Why Are Owls Dying Near Cannabis Farms?

New study says illegal grows in Northern California are to blame for an uptick in owl deaths.
Author:
Updated:
Original:
Image placeholder title

Researchers Discover a Large Number of Owls Dying Near Marijuana Cultivation Sites

A big topic of discussion within the cannabis industry is the use of pesticides and other chemicals during the cultivation process. According to analysts at Steep Hill Labs, the vast majority of samples that come in test positive for some type of pathogen. But a disturbing new study shows that humans are not the only creatures at risk of becoming ill due to harsh pesticides used on marijuana.

Researchers have found that several animals in the northwestern California counties of Humboldt, Mendocino and Del Norte including the northern spotted owl, are dying after exposure to rat poison. Scientists point to thousands of "unpermitted private marijuana grow sites" as the source of the deadly chemical. Mice and rats - an owl’s main food source - are attracted to sweet smelling cannabis plants, becoming contaminated after a visit to the farm.

Researchers from the University of California, Davis, and the California Academy of Sciences, have detected traces of anticoagulant rodenticide in seven of the 10 northern spotted owl carcasses they collected. The study, recently published in the journal Avian Conservation and Ecology, is of great concern due to the large number of species succumbing to poison.

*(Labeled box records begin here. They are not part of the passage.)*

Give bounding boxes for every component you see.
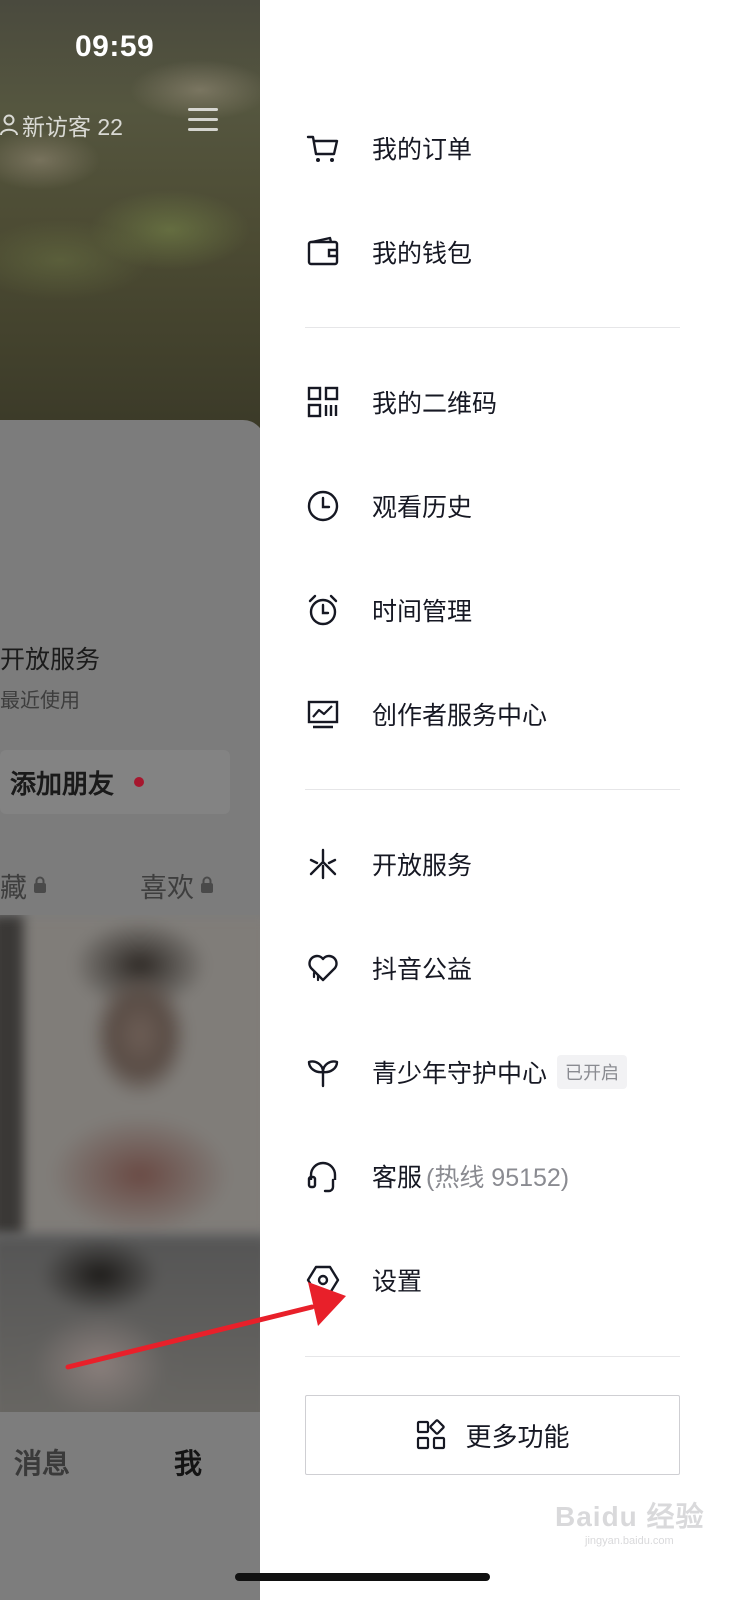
menu-item-qrcode[interactable]: 我的二维码: [305, 372, 695, 432]
menu-item-label: 观看历史: [372, 494, 473, 522]
menu-item-label: 创作者服务中心: [372, 702, 548, 730]
headset-icon: [305, 1158, 341, 1194]
hamburger-menu-icon[interactable]: [188, 108, 218, 136]
wallet-icon: [305, 234, 341, 270]
divider: [305, 1356, 680, 1357]
apps-grid-icon: [417, 1419, 446, 1450]
menu-item-label: 抖音公益: [372, 956, 473, 984]
lock-icon: [33, 870, 47, 901]
menu-item-label: 开放服务: [372, 852, 473, 880]
bottom-nav: 消息 我: [0, 1412, 265, 1600]
menu-item-label: 设置: [372, 1268, 423, 1296]
more-features-button[interactable]: 更多功能: [305, 1395, 680, 1475]
menu-item-label: 青少年守护中心: [372, 1060, 548, 1088]
divider: [305, 789, 680, 790]
status-bar-time: 09:59: [75, 30, 155, 63]
hexagon-gear-icon: [305, 1262, 341, 1298]
video-thumbnail[interactable]: [0, 915, 265, 1235]
menu-item-label: 客服: [372, 1164, 423, 1192]
asterisk-icon: [305, 846, 341, 882]
menu-item-customer-service[interactable]: 客服 (热线 95152): [305, 1146, 695, 1206]
baidu-jingyan-watermark: Baidu 经验 jingyan.baidu.com: [555, 1501, 705, 1547]
hotline-number: (热线 95152): [426, 1164, 570, 1192]
status-badge: 已开启: [557, 1055, 628, 1089]
open-service-title: 开放服务: [0, 646, 101, 674]
lock-icon: [200, 870, 214, 901]
menu-item-charity[interactable]: 抖音公益: [305, 938, 695, 998]
alarm-clock-icon: [305, 592, 341, 628]
open-service-subtitle: 最近使用: [0, 690, 80, 712]
new-visitors[interactable]: 新访客 22: [0, 108, 123, 142]
clock-icon: [305, 488, 341, 524]
menu-item-label: 我的订单: [372, 136, 473, 164]
video-thumbnail[interactable]: [0, 1235, 265, 1415]
chart-monitor-icon: [305, 696, 341, 732]
tab-collections[interactable]: 藏: [0, 866, 47, 905]
more-features-label: 更多功能: [465, 1421, 570, 1452]
menu-item-open-services[interactable]: 开放服务: [305, 834, 695, 894]
menu-item-label: 我的钱包: [372, 240, 473, 268]
qrcode-icon: [305, 384, 341, 420]
add-friend-label: 添加朋友: [10, 768, 115, 799]
tab-likes-label: 喜欢: [140, 873, 194, 903]
video-thumbnail-grid: [0, 915, 265, 1415]
menu-item-watch-history[interactable]: 观看历史: [305, 476, 695, 536]
side-drawer: 我的订单 我的钱包 我的二维码 观看历史 时间管理 创作者服务中心 开放服务 抖…: [260, 0, 739, 1600]
sprout-icon: [305, 1054, 341, 1090]
heart-icon: [305, 950, 341, 986]
menu-item-settings[interactable]: 设置: [305, 1250, 695, 1310]
menu-item-label: 我的二维码: [372, 390, 498, 418]
menu-item-time-management[interactable]: 时间管理: [305, 580, 695, 640]
home-indicator[interactable]: [235, 1573, 490, 1581]
tab-likes[interactable]: 喜欢: [140, 866, 214, 905]
menu-item-orders[interactable]: 我的订单: [305, 118, 695, 178]
tab-collections-label: 藏: [0, 873, 27, 903]
notification-dot: [134, 777, 145, 787]
menu-item-wallet[interactable]: 我的钱包: [305, 222, 695, 282]
add-friend-button[interactable]: 添加朋友: [0, 750, 230, 814]
nav-me[interactable]: 我: [174, 1442, 202, 1482]
divider: [305, 327, 680, 328]
person-icon: [0, 114, 18, 136]
menu-item-creator-center[interactable]: 创作者服务中心: [305, 684, 695, 744]
menu-item-label: 时间管理: [372, 598, 473, 626]
profile-cover-image: [0, 0, 265, 430]
visitor-label: 新访客 22: [22, 114, 123, 140]
profile-background: 09:59 新访客 22 开放服务 最近使用 添加朋友 藏 喜欢 消息 我: [0, 0, 265, 1600]
menu-item-youth-protection[interactable]: 青少年守护中心 已开启: [305, 1042, 695, 1102]
nav-messages[interactable]: 消息: [14, 1442, 70, 1482]
cart-icon: [305, 130, 341, 166]
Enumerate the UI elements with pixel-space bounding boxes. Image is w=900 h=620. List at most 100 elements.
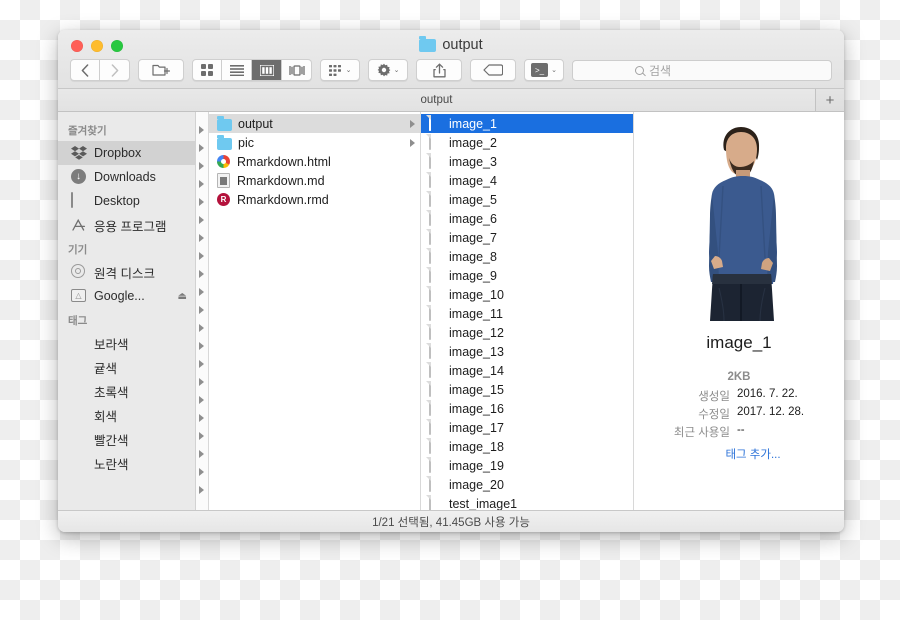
file-row-image-3[interactable]: image_3 (421, 152, 633, 171)
meta-value-last-opened: -- (736, 424, 745, 436)
tag-dot-gray-icon (71, 407, 87, 423)
new-folder-button[interactable] (138, 59, 184, 81)
sidebar-item-label: 원격 디스크 (94, 266, 155, 281)
add-tags-link[interactable]: 태그 추가... (725, 446, 780, 462)
chevron-right-icon (199, 126, 204, 134)
file-name: image_16 (449, 401, 504, 416)
close-button[interactable] (71, 40, 83, 52)
sidebar-item-tag-green[interactable]: 초록색 (58, 379, 195, 403)
document-icon (429, 153, 443, 169)
list-view-button[interactable] (222, 59, 252, 81)
sidebar-item-google-drive[interactable]: △ Google... ⏏ (58, 284, 195, 308)
tag-button[interactable] (470, 59, 516, 81)
folder-icon (419, 35, 437, 52)
chevron-right-icon[interactable] (410, 138, 415, 147)
file-row-image-16[interactable]: image_16 (421, 399, 633, 418)
icon-view-button[interactable] (192, 59, 222, 81)
preview-metadata: 생성일 2016. 7. 22. 수정일 2017. 12. 28. 최근 사용… (674, 388, 804, 440)
preview-image (679, 116, 799, 321)
chevron-right-icon (199, 414, 204, 422)
document-icon (429, 324, 443, 340)
gallery-view-button[interactable] (282, 59, 312, 81)
markdown-icon (217, 173, 231, 188)
file-row-pic[interactable]: pic (209, 133, 420, 152)
file-row-image-18[interactable]: image_18 (421, 437, 633, 456)
sidebar-item-downloads[interactable]: ↓ Downloads (58, 165, 195, 189)
file-row-image-2[interactable]: image_2 (421, 133, 633, 152)
sidebar-item-label: Dropbox (94, 146, 142, 160)
sidebar-item-tag-gray[interactable]: 회색 (58, 403, 195, 427)
status-text: 1/21 선택됨, 41.45GB 사용 가능 (372, 516, 530, 529)
meta-key-created: 생성일 (698, 391, 730, 403)
file-row-image-14[interactable]: image_14 (421, 361, 633, 380)
new-tab-button[interactable]: + (816, 89, 844, 111)
document-icon (429, 400, 443, 416)
file-column-2: image_1 image_2 image_3 image_4 image_5 (421, 112, 634, 510)
file-row-image-9[interactable]: image_9 (421, 266, 633, 285)
sidebar-item-label: 초록색 (94, 385, 129, 400)
file-row-image-7[interactable]: image_7 (421, 228, 633, 247)
arrange-button[interactable]: ⌄ (320, 59, 360, 81)
google-drive-icon: △ (71, 288, 87, 304)
sidebar-item-tag-purple[interactable]: 보라색 (58, 331, 195, 355)
sidebar-item-tag-orange[interactable]: 귵색 (58, 355, 195, 379)
file-row-rmarkdown-html[interactable]: Rmarkdown.html (209, 152, 420, 171)
file-row-output[interactable]: output (209, 114, 420, 133)
chevron-right-icon (199, 162, 204, 170)
chevron-right-icon (199, 450, 204, 458)
chevron-right-icon (199, 378, 204, 386)
tab-output[interactable]: output (58, 89, 816, 111)
file-row-image-11[interactable]: image_11 (421, 304, 633, 323)
file-row-image-19[interactable]: image_19 (421, 456, 633, 475)
file-row-image-20[interactable]: image_20 (421, 475, 633, 494)
chevron-right-icon[interactable] (410, 119, 415, 128)
file-row-image-6[interactable]: image_6 (421, 209, 633, 228)
document-icon (429, 229, 443, 245)
file-row-image-15[interactable]: image_15 (421, 380, 633, 399)
chevron-down-icon: ⌄ (393, 66, 400, 74)
minimize-button[interactable] (91, 40, 103, 52)
file-name: image_9 (449, 268, 497, 283)
share-button[interactable] (416, 59, 462, 81)
file-row-image-13[interactable]: image_13 (421, 342, 633, 361)
terminal-button[interactable]: >_ ⌄ (524, 59, 564, 81)
column-view-button[interactable] (252, 59, 282, 81)
eject-icon[interactable]: ⏏ (178, 291, 187, 302)
document-icon (429, 381, 443, 397)
file-row-test-image1[interactable]: test_image1 (421, 494, 633, 510)
file-name: image_7 (449, 230, 497, 245)
forward-button[interactable] (100, 59, 130, 81)
sidebar-item-applications[interactable]: 응용 프로그램 (58, 213, 195, 237)
sidebar-item-tag-yellow[interactable]: 노란색 (58, 451, 195, 475)
file-row-image-8[interactable]: image_8 (421, 247, 633, 266)
sidebar-item-label: Google... (94, 289, 145, 303)
action-menu-button[interactable]: ⌄ (368, 59, 408, 81)
search-input[interactable]: 검색 (572, 59, 832, 81)
file-row-image-5[interactable]: image_5 (421, 190, 633, 209)
chevron-right-icon (199, 252, 204, 260)
back-button[interactable] (70, 59, 100, 81)
file-row-rmarkdown-rmd[interactable]: R Rmarkdown.rmd (209, 190, 420, 209)
file-name: image_12 (449, 325, 504, 340)
document-icon (429, 210, 443, 226)
sidebar-item-label: Downloads (94, 170, 156, 184)
file-name: image_5 (449, 192, 497, 207)
file-row-image-17[interactable]: image_17 (421, 418, 633, 437)
preview-file-size: 2KB (727, 371, 751, 383)
file-row-image-10[interactable]: image_10 (421, 285, 633, 304)
terminal-icon: >_ (531, 63, 549, 77)
file-row-image-1[interactable]: image_1 (421, 114, 633, 133)
document-icon (429, 134, 443, 150)
file-row-rmarkdown-md[interactable]: Rmarkdown.md (209, 171, 420, 190)
chevron-right-icon (199, 144, 204, 152)
search-icon (635, 65, 644, 75)
sidebar-item-dropbox[interactable]: Dropbox (58, 141, 195, 165)
zoom-button[interactable] (111, 40, 123, 52)
sidebar-item-tag-red[interactable]: 빨간색 (58, 427, 195, 451)
sidebar-item-desktop[interactable]: Desktop (58, 189, 195, 213)
file-row-image-4[interactable]: image_4 (421, 171, 633, 190)
sidebar-item-remote-disc[interactable]: 원격 디스크 (58, 260, 195, 284)
file-row-image-12[interactable]: image_12 (421, 323, 633, 342)
file-name: image_18 (449, 439, 504, 454)
tag-dot-yellow-icon (71, 455, 87, 471)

Owls Aren't Alone in Being Affected by Illegal Pot Grows

In addition to spotted owls - which are considered are considered threatened under state and federal endangered species acts - barrow owls are also at risk. Of the 84 dead barred owls the researchers collected, 34 — about 40 percent — tested positive for rat poison, which can cause internal bleeding due to the chemicals effect on how the blood clots. Researchers believe that these illegal grows are threatening the owls due to their close proximity to their natural habitats.

"Spotted owls are inclined to feed along forest edges,” explained lead study author Mourad Gabriel in a statement. “Because grow sites break apart these forest landscapes, they are likely source points for exposure.” The researchers are concerned that the number of unregulated marijuana farms may grow due to the recent legalization of adult-use cannabis in California. Many people continue to purchase black market pot due to the high expense of incurred at licensed dispensaries.

Scientists Plead For Accountability in Cannabis Cultivation

"When you have thousands of unpermitted grows and only a handful of biologists that regulate that for multiple counties, we're deeply concerned that there aren't sufficient conservation protective measures in place," Gabriel continued. "If no one is investigating the level at which private marijuana cultivators are placing chemicals out there, the fragmented forest landscapes created by these sites can serve as source points of exposure for owls and other wildlife."